Прежде чем вытащить конверт с фотографиями, Мишаня допил залпом свой остывший чай, закурил и только потом разложил перед Пашей веером несколько цветных снимков с женскими лицами.
Паша с первого взгляда узнал знакомую молодого авторитета Лиханова Андрея Игоревича, главаря небольшой, но крепкой ясеневской группировки, известного под кличкой Лопата. Из шести снимков он выбрал два. На обоих была заснята в разных ракурсах Регина Валентиновна Градская.
* * *
Он не сорвался в прямом эфире. Он был обаятелен, остроумен, уверен в себе. Никакой нервозности, прямо-таки воплощение здоровья и спокойствия. Регине даже показалось, что сквозь экран телевизора она чувствует тонкий, едва уловимый запах, которым пропитался пиджак ее мужа, запах чужих духов.
Она знала, что он отменил на сегодня все, что мог отменить. Он взял из гаража опять все тот же старый черный «Мерседес» и выехал из дома в одиннадцать утра, не сказав ни слова. Целый день ему звонили, кто-то важный и нужный разыскивал.

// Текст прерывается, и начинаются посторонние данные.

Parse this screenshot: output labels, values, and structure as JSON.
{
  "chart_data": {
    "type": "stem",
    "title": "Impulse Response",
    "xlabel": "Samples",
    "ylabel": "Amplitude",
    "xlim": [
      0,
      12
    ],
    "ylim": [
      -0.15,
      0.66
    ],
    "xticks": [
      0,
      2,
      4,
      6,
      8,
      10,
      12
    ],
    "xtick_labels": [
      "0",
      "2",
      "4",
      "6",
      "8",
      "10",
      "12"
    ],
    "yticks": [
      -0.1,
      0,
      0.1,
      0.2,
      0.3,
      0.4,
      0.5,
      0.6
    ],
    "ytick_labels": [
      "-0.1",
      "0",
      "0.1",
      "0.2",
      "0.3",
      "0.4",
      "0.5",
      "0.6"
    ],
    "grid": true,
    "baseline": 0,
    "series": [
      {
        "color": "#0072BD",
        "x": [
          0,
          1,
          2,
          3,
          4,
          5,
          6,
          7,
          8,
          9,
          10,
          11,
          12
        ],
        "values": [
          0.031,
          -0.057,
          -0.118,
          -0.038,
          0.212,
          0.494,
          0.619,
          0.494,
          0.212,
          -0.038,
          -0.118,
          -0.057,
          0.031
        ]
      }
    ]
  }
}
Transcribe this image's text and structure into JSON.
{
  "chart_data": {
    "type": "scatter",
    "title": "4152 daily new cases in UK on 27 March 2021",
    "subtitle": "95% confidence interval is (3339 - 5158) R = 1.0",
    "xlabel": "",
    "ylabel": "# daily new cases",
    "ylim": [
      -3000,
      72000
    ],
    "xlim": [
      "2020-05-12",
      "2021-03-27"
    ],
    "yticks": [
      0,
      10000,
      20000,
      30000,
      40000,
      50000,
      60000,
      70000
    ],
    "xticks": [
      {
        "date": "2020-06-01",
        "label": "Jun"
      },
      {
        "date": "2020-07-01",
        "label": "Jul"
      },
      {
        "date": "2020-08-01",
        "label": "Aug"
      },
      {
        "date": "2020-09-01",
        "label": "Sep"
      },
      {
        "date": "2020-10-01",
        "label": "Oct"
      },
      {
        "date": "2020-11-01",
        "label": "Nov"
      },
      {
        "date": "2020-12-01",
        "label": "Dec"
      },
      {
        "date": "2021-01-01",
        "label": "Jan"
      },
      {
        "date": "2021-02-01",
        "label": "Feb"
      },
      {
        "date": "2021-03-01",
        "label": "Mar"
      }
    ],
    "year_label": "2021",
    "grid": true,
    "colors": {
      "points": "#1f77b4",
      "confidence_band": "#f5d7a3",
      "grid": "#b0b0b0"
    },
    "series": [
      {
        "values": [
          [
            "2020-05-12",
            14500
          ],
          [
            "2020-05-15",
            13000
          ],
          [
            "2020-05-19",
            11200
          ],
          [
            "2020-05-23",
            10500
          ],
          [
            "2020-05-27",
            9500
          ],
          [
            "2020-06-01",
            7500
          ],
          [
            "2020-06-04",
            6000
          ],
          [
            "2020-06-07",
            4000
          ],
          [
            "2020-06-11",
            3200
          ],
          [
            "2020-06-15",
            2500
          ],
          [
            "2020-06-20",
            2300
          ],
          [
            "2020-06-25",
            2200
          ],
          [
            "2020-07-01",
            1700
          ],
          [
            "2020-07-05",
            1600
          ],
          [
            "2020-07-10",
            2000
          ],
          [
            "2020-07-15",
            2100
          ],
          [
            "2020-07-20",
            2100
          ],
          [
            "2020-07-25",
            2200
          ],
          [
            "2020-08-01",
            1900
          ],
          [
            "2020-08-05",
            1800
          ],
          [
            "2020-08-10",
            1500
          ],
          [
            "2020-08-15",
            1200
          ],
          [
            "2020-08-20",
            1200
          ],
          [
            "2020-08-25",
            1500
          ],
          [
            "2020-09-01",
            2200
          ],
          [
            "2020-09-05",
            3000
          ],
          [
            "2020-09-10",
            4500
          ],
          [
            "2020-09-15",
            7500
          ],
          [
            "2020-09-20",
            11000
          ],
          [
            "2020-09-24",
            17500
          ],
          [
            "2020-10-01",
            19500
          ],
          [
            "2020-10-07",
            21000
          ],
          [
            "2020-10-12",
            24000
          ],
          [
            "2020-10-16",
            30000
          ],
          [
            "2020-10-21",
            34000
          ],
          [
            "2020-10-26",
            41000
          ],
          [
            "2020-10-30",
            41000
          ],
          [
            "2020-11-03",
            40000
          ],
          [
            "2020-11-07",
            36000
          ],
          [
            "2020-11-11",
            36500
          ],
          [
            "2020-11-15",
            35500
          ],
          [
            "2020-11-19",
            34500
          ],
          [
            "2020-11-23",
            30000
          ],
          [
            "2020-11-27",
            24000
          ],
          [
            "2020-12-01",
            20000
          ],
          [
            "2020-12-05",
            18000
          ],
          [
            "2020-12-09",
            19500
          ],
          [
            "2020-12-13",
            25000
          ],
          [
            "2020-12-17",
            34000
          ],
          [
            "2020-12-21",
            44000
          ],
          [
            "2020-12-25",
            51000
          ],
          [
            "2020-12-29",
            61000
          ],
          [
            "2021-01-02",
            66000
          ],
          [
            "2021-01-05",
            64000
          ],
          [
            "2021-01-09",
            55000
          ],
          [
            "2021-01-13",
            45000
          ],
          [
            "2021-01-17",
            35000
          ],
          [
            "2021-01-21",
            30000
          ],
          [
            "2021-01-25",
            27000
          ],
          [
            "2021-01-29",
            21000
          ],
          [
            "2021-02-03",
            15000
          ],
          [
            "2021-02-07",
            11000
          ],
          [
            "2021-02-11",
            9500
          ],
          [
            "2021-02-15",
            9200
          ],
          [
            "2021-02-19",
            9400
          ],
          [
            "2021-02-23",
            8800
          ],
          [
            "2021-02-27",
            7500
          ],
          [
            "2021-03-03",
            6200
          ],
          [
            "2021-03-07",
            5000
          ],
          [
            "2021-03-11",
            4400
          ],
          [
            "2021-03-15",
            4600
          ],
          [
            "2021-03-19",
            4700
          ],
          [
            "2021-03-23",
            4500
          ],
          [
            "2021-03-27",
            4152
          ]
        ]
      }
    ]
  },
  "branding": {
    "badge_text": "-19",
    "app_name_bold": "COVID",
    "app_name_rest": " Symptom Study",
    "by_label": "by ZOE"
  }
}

Она не знала, что сказать, впервые за годы, прожитые вместе, она не могла ответить, где ее муж. Конечно, она врала что-то, придумывала более или менее серьезные отговорки – в зависимости от важности отмененной или сорванной встречи. Она автоматически прикрывала его. Вернее, не его, а их дело, которое не терпело ни дня, ни часа отсрочки. Какие-то вопросы Регина могла решить сама, и она решала. Но многое, очень многое без Волкова не решалось. Он нужен был сам, собственной персоной – не так Регине, как Концерну. А важнее Концерна не было ничего на свете.
Она ни разу не набрала номер его сотового телефона. Но те, кто разыскивал его дома, говорили ей, что сотовый не отвечает. Она раньше времени отпустила домой горничную, которая косилась на нее с любопытством, вылизывая огромную квартиру и краем уха прислушиваясь к Регининому телефонному вранью.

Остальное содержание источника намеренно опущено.